What to do when a crawler encounters a Content-Type error?
Recently, a friend who does e-commerce complained to me that the crawler program he wrote was always intercepted by the target website. I asked him to send the code to see, good guy, the request header is not even set the Content-Type! It's like going to someone's house and knocking on the door without saying whether it's a delivery or a water meter check, of course the doorman won't let you in.
Many newbies tend to ignore this parameter, in factContent-Type is your network ID.. Especially when doing data collection with proxy IPs, the server will determine the type of request through this field. We do crawlers, the most common scenario is to match these two types:
application/x-www-form-urlencoded Form Submission Specialty
application/json API interface must
Practical: put a proxy vest on curl
Assuming you now want to access a certain API through ipipgo's proxy server, the correct curl command should look like this:
curl -x http://username:password@proxy.ipipgo.cc:8080
-H "Content-Type: application/json"
-d '{"keyword": "cellphone"}'
https://api.example.com/search
There are a few key points to note here:
- Replace the username in the proxy address with the account you registered with ipipgo.
- The password suggests a temporary dynamic key (which can be generated in the ipipgo backend)
- The -x parameter specifies the proxy server, don't write it as -proxy
Seventy-two variations of Content-Type
You have to use different types for different scenarios, and I've put together a quick checklist:
take | Content-Type value |
---|---|
Common Form Submission | application/x-www-form-urlencoded |
Uploading files | multipart/form-data |
Calling the REST API | application/json |
Getting XML data | application/xml |
When using ipipgo's rotating proxies, remember to carry the correct Content-Type for each request. their smart routing will automatically match the best node, but the gods can't save you if the request headers are not configured correctly.
Common pitfalls QA
Q:Setting Content-Type still returns 415 error?
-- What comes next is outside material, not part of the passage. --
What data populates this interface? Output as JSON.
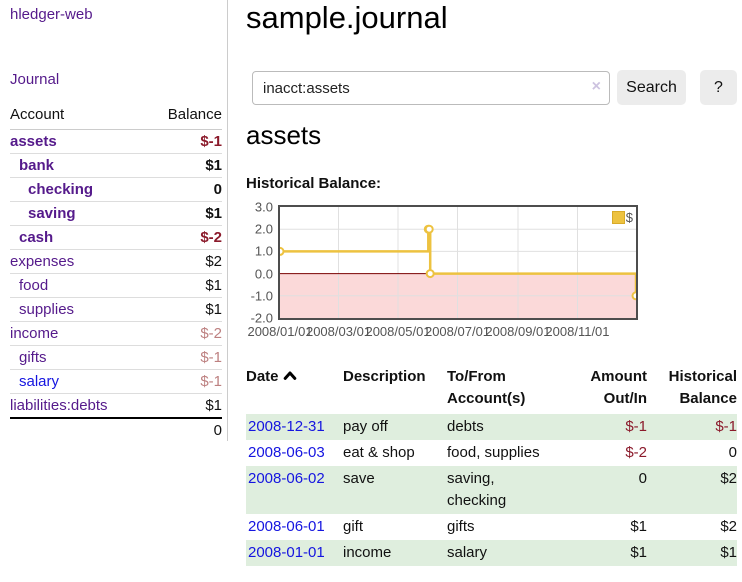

A: Ninety percent is because the actual data format transferred does not match the declared type. For example, the header writes application/json, but the data part uses the format of form
Q: What should I do if my proxy IP often times out?
A: In this case, it is recommended to change to ipipgo's enterprise package, their long connection proxy supports auto retry mechanism. Remember to add the timeout parameter in curl:
--connect-timeout 30 Connection timeout time
--m 60 Maximum request time
Q: What if I need to use more than one Content-Type at the same time?
A: This situation basically does not exist, a request can only have one content type. If it is mixed data, it can be processed with multipart format segmentation.
Say something from the heart.
Engaging in technology is sometimes like stir fry, fire seasoning a little worse flavor changes. Last week to help customers debug a collection system, dead can not get the data, and finally found that the Content-Type written as applicetion/json (less a). So ah, with ipipgo's proxy can solve the IP problem, but these basic configurations must also be carefully checked.
Finally, if you have enterprise-level needs, we recommend that you go directly to ipipgo's custom protocol broker. Their technical support can help debug the request header parameters, than their own toss to save a lot of heartache. Newbie registration remember to receive 3G experience traffic, enough to test.